On Wed, Oct 20, 2021 at 11:27:11AM -0700, Jeff Davis wrote:
> On Wed, 2021-10-20 at 10:32 -0700, Mark Dilger wrote:
> > I'd like to have a much clearer understanding of Noah's complaint
> > first. There are multiple things to consider: (1) the role which
> > owns the trigger, (2) the role which is performing an action which
> > would cause the trigger to fire, (3) the set of roles role #1 belongs
> > to, (4) the set of roles role #1 has ADMIN privilege on, (5) the set
> > of roles that role #2 belongs to, and (6) the set of roles that role
> > #2 has ADMIN privilege on. Maybe more?

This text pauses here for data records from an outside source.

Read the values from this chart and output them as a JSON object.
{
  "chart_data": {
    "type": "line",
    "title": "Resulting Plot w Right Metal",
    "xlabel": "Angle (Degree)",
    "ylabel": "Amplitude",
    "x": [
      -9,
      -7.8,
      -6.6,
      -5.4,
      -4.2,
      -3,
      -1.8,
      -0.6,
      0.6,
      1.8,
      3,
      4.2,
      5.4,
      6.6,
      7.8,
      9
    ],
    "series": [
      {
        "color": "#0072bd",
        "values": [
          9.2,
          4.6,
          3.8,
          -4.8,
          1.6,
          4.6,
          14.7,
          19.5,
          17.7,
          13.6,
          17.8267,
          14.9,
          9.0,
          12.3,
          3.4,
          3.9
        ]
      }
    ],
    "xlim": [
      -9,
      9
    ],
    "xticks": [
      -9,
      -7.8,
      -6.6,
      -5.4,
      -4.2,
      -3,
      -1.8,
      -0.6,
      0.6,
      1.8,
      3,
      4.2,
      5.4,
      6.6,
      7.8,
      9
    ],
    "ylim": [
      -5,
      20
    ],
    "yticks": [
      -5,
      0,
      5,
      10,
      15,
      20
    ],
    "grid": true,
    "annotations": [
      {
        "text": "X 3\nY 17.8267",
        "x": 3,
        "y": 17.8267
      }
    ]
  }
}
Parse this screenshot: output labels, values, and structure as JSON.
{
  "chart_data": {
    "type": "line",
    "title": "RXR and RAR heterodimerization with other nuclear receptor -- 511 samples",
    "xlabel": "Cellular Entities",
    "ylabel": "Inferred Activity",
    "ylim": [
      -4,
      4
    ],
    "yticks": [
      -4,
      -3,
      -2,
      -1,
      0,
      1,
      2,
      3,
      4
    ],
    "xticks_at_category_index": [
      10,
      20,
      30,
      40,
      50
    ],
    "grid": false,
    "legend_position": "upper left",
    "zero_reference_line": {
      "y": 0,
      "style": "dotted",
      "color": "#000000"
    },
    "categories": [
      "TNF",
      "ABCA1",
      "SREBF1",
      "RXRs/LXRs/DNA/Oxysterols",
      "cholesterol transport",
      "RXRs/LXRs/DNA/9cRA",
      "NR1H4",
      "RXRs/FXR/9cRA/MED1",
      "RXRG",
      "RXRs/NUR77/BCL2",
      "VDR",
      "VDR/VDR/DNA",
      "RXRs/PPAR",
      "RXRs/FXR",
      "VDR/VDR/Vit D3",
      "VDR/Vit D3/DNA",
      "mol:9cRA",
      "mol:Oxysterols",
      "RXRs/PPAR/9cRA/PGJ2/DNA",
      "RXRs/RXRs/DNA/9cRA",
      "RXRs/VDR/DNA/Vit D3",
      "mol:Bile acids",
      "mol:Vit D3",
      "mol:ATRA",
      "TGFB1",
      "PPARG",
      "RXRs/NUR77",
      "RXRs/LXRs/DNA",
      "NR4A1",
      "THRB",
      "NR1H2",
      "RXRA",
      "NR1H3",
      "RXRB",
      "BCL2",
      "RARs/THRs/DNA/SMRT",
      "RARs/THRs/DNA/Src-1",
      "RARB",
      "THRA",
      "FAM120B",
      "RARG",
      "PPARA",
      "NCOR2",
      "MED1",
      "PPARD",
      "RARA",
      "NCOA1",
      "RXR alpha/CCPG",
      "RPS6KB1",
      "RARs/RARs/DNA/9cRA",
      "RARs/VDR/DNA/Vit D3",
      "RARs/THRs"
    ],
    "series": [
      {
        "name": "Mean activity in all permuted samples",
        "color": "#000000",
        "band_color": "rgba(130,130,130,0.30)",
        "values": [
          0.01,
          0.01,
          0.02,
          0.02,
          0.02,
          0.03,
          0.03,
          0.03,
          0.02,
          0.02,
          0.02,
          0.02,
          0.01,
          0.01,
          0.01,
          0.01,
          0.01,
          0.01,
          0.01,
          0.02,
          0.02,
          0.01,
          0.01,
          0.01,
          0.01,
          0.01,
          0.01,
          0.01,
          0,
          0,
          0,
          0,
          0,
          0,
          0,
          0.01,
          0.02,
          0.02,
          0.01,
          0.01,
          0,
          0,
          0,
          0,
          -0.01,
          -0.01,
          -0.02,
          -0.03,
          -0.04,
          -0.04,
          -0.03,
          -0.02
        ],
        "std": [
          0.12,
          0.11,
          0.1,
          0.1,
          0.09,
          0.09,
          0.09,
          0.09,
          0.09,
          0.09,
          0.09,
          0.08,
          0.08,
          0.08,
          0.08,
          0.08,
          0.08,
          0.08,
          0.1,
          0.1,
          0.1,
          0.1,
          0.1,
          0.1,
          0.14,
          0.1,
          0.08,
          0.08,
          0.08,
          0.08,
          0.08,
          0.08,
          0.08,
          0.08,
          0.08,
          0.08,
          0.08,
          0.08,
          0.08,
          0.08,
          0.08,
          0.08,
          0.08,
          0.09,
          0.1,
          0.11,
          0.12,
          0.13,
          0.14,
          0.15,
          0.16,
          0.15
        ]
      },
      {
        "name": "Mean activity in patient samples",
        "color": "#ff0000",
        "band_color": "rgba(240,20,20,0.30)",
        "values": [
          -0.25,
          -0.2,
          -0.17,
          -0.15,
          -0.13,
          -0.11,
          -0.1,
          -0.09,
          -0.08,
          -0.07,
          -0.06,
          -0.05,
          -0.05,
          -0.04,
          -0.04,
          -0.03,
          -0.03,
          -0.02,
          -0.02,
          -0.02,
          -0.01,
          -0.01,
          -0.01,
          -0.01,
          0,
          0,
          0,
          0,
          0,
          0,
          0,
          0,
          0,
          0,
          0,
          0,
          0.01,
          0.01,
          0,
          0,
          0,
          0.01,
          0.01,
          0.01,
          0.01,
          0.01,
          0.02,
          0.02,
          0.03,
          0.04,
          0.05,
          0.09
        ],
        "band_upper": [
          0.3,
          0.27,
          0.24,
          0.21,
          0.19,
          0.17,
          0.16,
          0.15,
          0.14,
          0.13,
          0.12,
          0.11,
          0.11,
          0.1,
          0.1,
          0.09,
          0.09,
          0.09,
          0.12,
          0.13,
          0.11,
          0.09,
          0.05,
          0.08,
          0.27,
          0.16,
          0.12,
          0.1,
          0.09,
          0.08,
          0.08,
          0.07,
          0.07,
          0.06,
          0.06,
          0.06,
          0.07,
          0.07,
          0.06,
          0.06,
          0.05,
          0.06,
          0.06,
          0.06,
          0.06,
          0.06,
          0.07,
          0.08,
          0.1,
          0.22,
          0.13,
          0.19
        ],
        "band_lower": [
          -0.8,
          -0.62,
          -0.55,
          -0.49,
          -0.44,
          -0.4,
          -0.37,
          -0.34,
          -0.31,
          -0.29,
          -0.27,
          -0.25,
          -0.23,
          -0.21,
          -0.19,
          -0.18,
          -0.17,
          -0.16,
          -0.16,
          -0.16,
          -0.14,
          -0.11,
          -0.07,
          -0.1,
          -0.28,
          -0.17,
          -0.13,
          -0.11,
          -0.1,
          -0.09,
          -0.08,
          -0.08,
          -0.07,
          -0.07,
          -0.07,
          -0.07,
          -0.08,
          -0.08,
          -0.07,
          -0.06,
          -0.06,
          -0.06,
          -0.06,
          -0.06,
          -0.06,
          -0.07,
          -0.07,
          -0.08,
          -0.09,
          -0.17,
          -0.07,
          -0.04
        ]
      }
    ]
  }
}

> > I'd like to know precisely which combinations of these six things are
> > objectionable, and why. There may be a way around the objections
> > without needing to create new user options or new privileged roles.
>
> I can't speak for Noah, but my interpretation is that it would be
> surprising if GRANT/REVOKE or membership in an ordinary role had
> effects other than "permission denied" errors. It might make sense for
> event trigger firing in all the cases we can think of, but it would
> certainly be strange if we started accumulating a collection of
> behaviors that implicitly change when you move in or out of a role.
>
> That's pretty general, so to answer your question: it seems like a
> problem to use #3-6 in the calculation about whether to fire an event
> trigger.

Exactly. That's the main point. Also, it's currently a best practice for
only non-LOGIN roles to have members. The proposed approach invites folks to
abandon that best practice. I take the two smells as a sign that we'll regret
adopting the proposal, despite not knowing how it will go seriously wrong.

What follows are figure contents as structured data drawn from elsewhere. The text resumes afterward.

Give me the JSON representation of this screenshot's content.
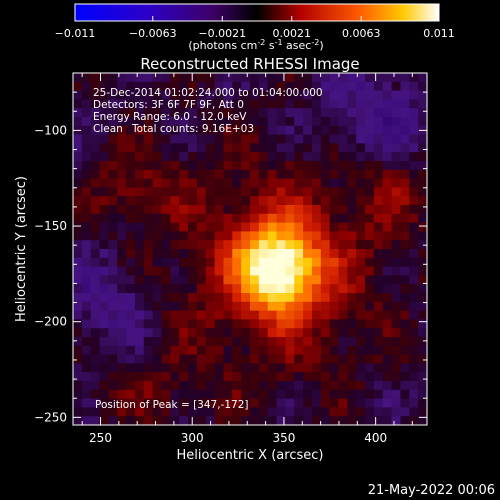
{
  "chart_data": {
    "type": "heatmap",
    "title": "Reconstructed RHESSI Image",
    "xlabel": "Heliocentric X (arcsec)",
    "ylabel": "Heliocentric Y (arcsec)",
    "xlim": [
      235,
      428
    ],
    "ylim": [
      -254,
      -70
    ],
    "x_ticks": [
      250,
      300,
      350,
      400
    ],
    "y_ticks": [
      -100,
      -150,
      -200,
      -250
    ],
    "peak_location": [
      347,
      -172
    ],
    "colorbar": {
      "range": [
        -0.011,
        0.011
      ],
      "tick_values": [
        -0.011,
        -0.0063,
        -0.0021,
        0.0021,
        0.0063,
        0.011
      ],
      "tick_labels": [
        "-0.011",
        "-0.0063",
        "-0.0021",
        "0.0021",
        "0.0063",
        "0.011"
      ],
      "unit_label_parts": [
        "(photons cm",
        "-2",
        " s",
        "-1",
        " asec",
        "-2",
        ")"
      ]
    },
    "grid": false,
    "annotations": {
      "time_range": "25-Dec-2014 01:02:24.000 to 01:04:00.000",
      "detectors": "Detectors: 3F 6F 7F 9F, Att 0",
      "energy_range": "Energy Range: 6.0 - 12.0 keV",
      "algorithm": "Clean",
      "total_counts": "Total counts: 9.16E+03",
      "peak_position": "Position of Peak = [347,-172]"
    }
  },
  "footer": {
    "date": "21-May-2022 00:06"
  },
  "colors": {
    "background": "#000000",
    "text": "#ffffff"
  }
}
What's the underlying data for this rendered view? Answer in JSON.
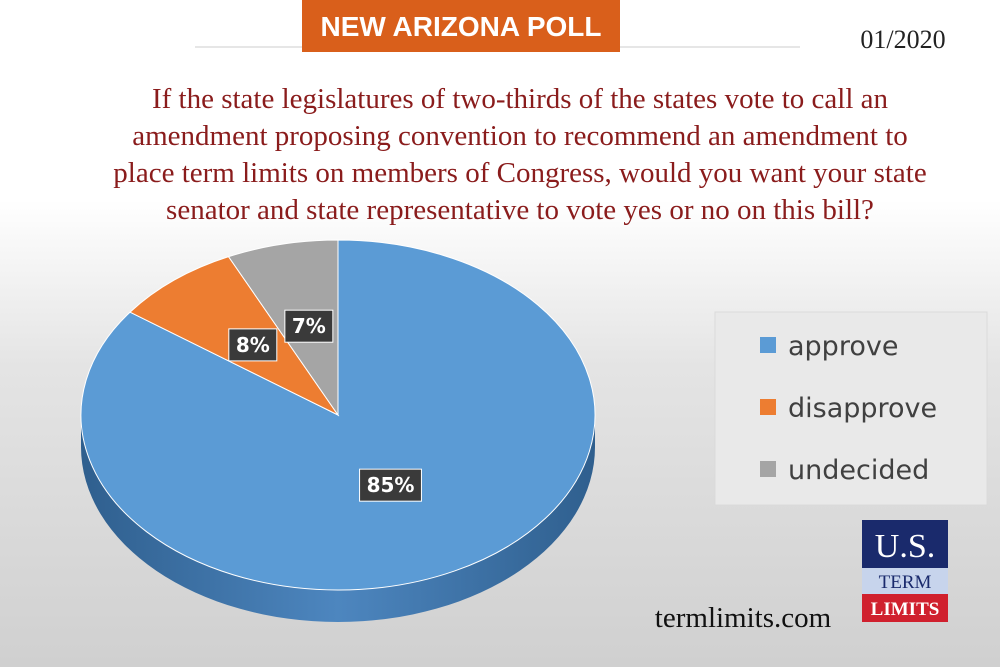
{
  "header": {
    "title": "NEW ARIZONA POLL",
    "date": "01/2020"
  },
  "chart_data": {
    "type": "pie",
    "title_lines": [
      "If the state legislatures of two-thirds of the states vote to call an",
      "amendment proposing convention to recommend an amendment to",
      "place term limits on members of Congress, would you want your state",
      "senator and state representative to vote yes or no on this bill?"
    ],
    "categories": [
      "approve",
      "disapprove",
      "undecided"
    ],
    "values": [
      85,
      8,
      7
    ],
    "value_labels": [
      "85%",
      "8%",
      "7%"
    ],
    "colors": [
      "#5b9bd5",
      "#ed7d31",
      "#a5a5a5"
    ],
    "legend": "right"
  },
  "footer": {
    "website": "termlimits.com",
    "logo": [
      "U.S.",
      "TERM",
      "LIMITS"
    ]
  }
}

On Wed, Oct 20, 2021 at 12:09:08PM -0700, Jeff Davis wrote:
> On Thu, 2021-05-27 at 23:06 -0700, Noah Misch wrote:
> > pg_logical_replication would not be safe to delegate that way:
> >
> https://postgr.es/m/flat/CACqFVBbx6PDq%2B%3DvHM0n78kHzn8tvOM-kGO_2q_q0zNAMT%2BTzdA%40mail.gmail.com
>
> What do you mean "that way"? Do you mean it's not safe to delegate
> subscription creation to non-superusers at all?

I meant "pg_logical_replication would not be safe to delegate to the tenant of
a database provided as a service." It's not safe today, but it can be made
safe:

> From the thread above, I don't see anything so dangerous that it can't
> be delegated:
>
> * persistent background workers on subscriber
> - still seems reasonable to delegate to a privileged user

Agreed, I don't have a problem with pg_logical_replication implying that
ability. If you can create this worker, you can bypass ADMIN OPTION by
running the GRANT/REVOKE inside a subscription. That's probably fine if
documented, or else is_admin_of_role() could prevent it.

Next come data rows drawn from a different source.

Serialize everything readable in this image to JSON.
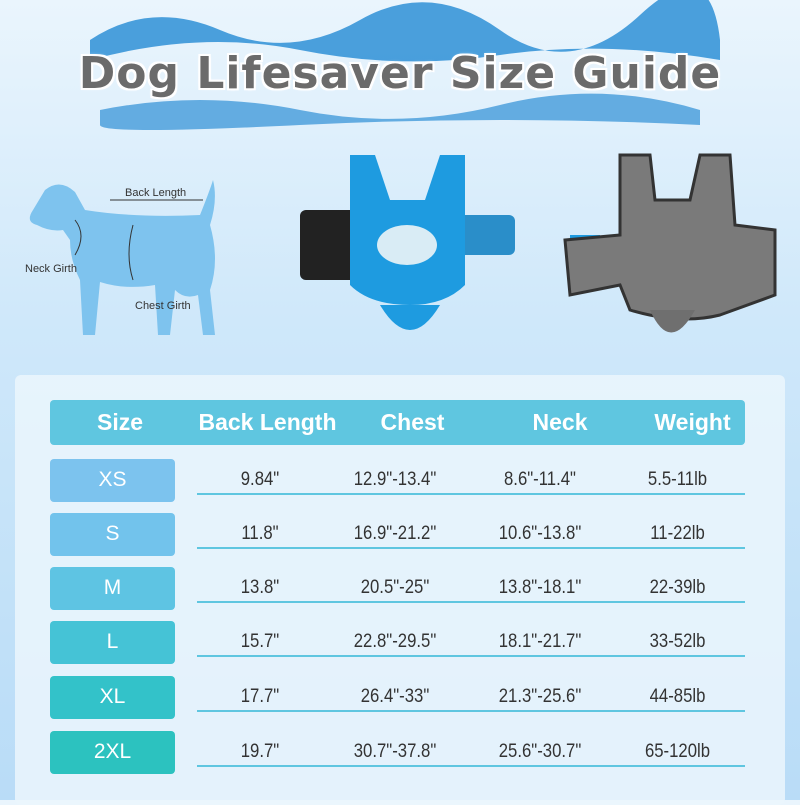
{
  "title": "Dog Lifesaver Size Guide",
  "diagram_labels": {
    "back_length": "Back Length",
    "neck_girth": "Neck Girth",
    "chest_girth": "Chest Girth"
  },
  "table": {
    "headers": [
      "Size",
      "Back Length",
      "Chest",
      "Neck",
      "Weight"
    ],
    "rows": [
      {
        "size": "XS",
        "back": "9.84\"",
        "chest": "12.9\"-13.4\"",
        "neck": "8.6\"-11.4\"",
        "weight": "5.5-11lb",
        "color": "#7cc3ee"
      },
      {
        "size": "S",
        "back": "11.8\"",
        "chest": "16.9\"-21.2\"",
        "neck": "10.6\"-13.8\"",
        "weight": "11-22lb",
        "color": "#72c3ec"
      },
      {
        "size": "M",
        "back": "13.8\"",
        "chest": "20.5\"-25\"",
        "neck": "13.8\"-18.1\"",
        "weight": "22-39lb",
        "color": "#5ec4e3"
      },
      {
        "size": "L",
        "back": "15.7\"",
        "chest": "22.8\"-29.5\"",
        "neck": "18.1\"-21.7\"",
        "weight": "33-52lb",
        "color": "#45c3d6"
      },
      {
        "size": "XL",
        "back": "17.7\"",
        "chest": "26.4\"-33\"",
        "neck": "21.3\"-25.6\"",
        "weight": "44-85lb",
        "color": "#33c2c9"
      },
      {
        "size": "2XL",
        "back": "19.7\"",
        "chest": "30.7\"-37.8\"",
        "neck": "25.6\"-30.7\"",
        "weight": "65-120lb",
        "color": "#2cc2bf"
      }
    ]
  }
}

> * arbitrary code execution by the apply worker on subscriber
> - apply worker runs as subscription owner, so doesn't seem
> like a problem?

Sounds right. I think Mark Dilger drafted a patch to add ACL checks and a TAP
test confirming that the worker does get permission denied. That change has
no disadvantage, so this problem is on the way to getting solved.

> * connection info may be visible to non-superusers
> - seems either solvable or not necessarily a problem

Yes.

The other matter from the thread you linked is "the connection to the
publisher must enforce the equivalent of dblink_security_check()". I think
Mark Dilger drafted a patch for that, too.